One peculiar difference was related to the “death of family member or friend” as a factor for trauma or stress. Nationally, more than 16 percent of college students reported this issue as very difficult to handle. However, at Duke, eight percent of undergraduates reported the same. Szigethy explained that there could be a number of explanations for this difference.

“It's interesting factor. In some ways, you wonder if finance has something to do with it. People have more resources, probably more health care, so therefore addressing things earlier on, any kind of illness,” he said. “It may depend on where people live. There's a lot of different rationales that can tie into this.”

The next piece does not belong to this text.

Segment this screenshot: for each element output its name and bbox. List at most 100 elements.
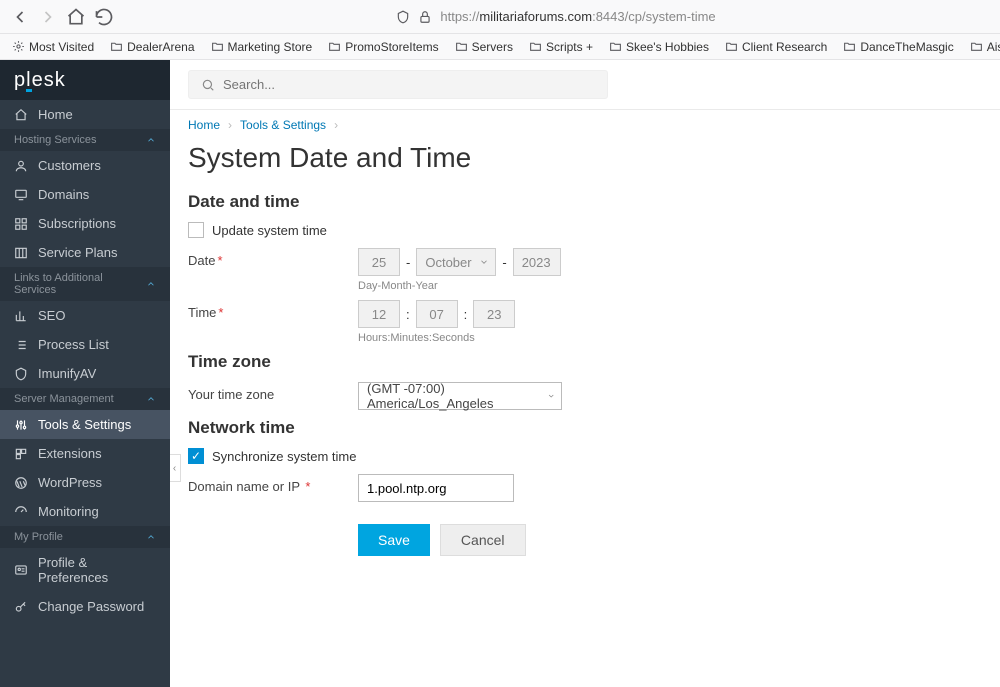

At Duke, 38.6 percent of undergraduates reported “stress” as a factor affecting academic performance, and 21.5 percent of undergraduates reported “sleep difficulties” as a factor. A smaller percentage of Duke graduate students reported both of those factors as affecting their academic performances—18 percent reported “stress” and less than 10 percent reported “sleep difficulties.”

Compared to undergrads nationally, a lower percentage of Duke undergraduate students reported not getting enough sleep most days of the week. However, a higher percentage of Duke students also reported feeling tired, dragged out or sleepy during the day for most of the week.

“If a lot of them feel rested in the morning, but they're feeling sleepy and groggy during the day, my question there would be self-care,” Szigethy said. “How much wellness and self-care are people doing? So, they're feeling sleepy and groggy during the day. Are they eating right? Are they balancing their meals? Are they pushing too hard and not giving themselves a break to rest?”

Nutrition and exercise

Duke undergraduates tend to have better eating and exercise habits than their counterparts nationally. Whereas more than two-fifths of Duke undergraduate women reported getting three or more servings of fruits and vegetables per day, the percentage for college women nationally was closer to one-fourth.

Female Duke undergraduates also got more exercise than their counterparts nationally, with higher percentages of Duke females doing moderate-intensity and vigorous intensity cardio or aerobic exercise for more days during the week. Szigethy, however, said to be cautious with high percentages of students doing vigorous exercise five to seven days a week, noting that it might be “extreme behavior.”

“It's fine to do two to three times a week of cardio and off lay it with some other kind of exercise, but not necessarily the extreme factor," he said. "If we have higher numbers here, is it people who are doing extreme behavior? Is it the same people who aren't eating all that much and might have a disorderly eating problem?”

Most Duke students had a healthy weight based on their Body Mass Index. Almost three-quarters of Duke undergraduates fell in the healthy weight category compared to 58 percent nationally. Sixty percent of Duke graduate students fell into the healthy weight category.

“When you take an eye-scan of the Duke campus, we are a pretty healthy campus overall,” Szigethy said. “People do eat healthy overall. You don't see an enormous amount of overweight student, but what we do see is good number of underweight students. How do we get the entire student body to be moderate?”

Duke undergraduate women reported being “diagnosed or treated by a professional” for anorexia within the prior year at twice the rate of their counterparts nationally. The number was greater than four percent at Duke compared to less than two percent nationally.

Additionally, there was a higher percentage of male Duke undergraduates in the underweight category than there were college men nationally—7.1 percent for the former and 4.4 percent for the latter. Szigethy noted that body image was becoming just as much a concern for men as it is for women.

“I think nationally, it's changing. Men are becoming just as affected by body image as women are,” Szigethy said. “You're seeing people spending more and more time in the gym. If you go to the gym here at five o'clock on Friday, you're going to see it packed. So, I think that there's just as much concern.”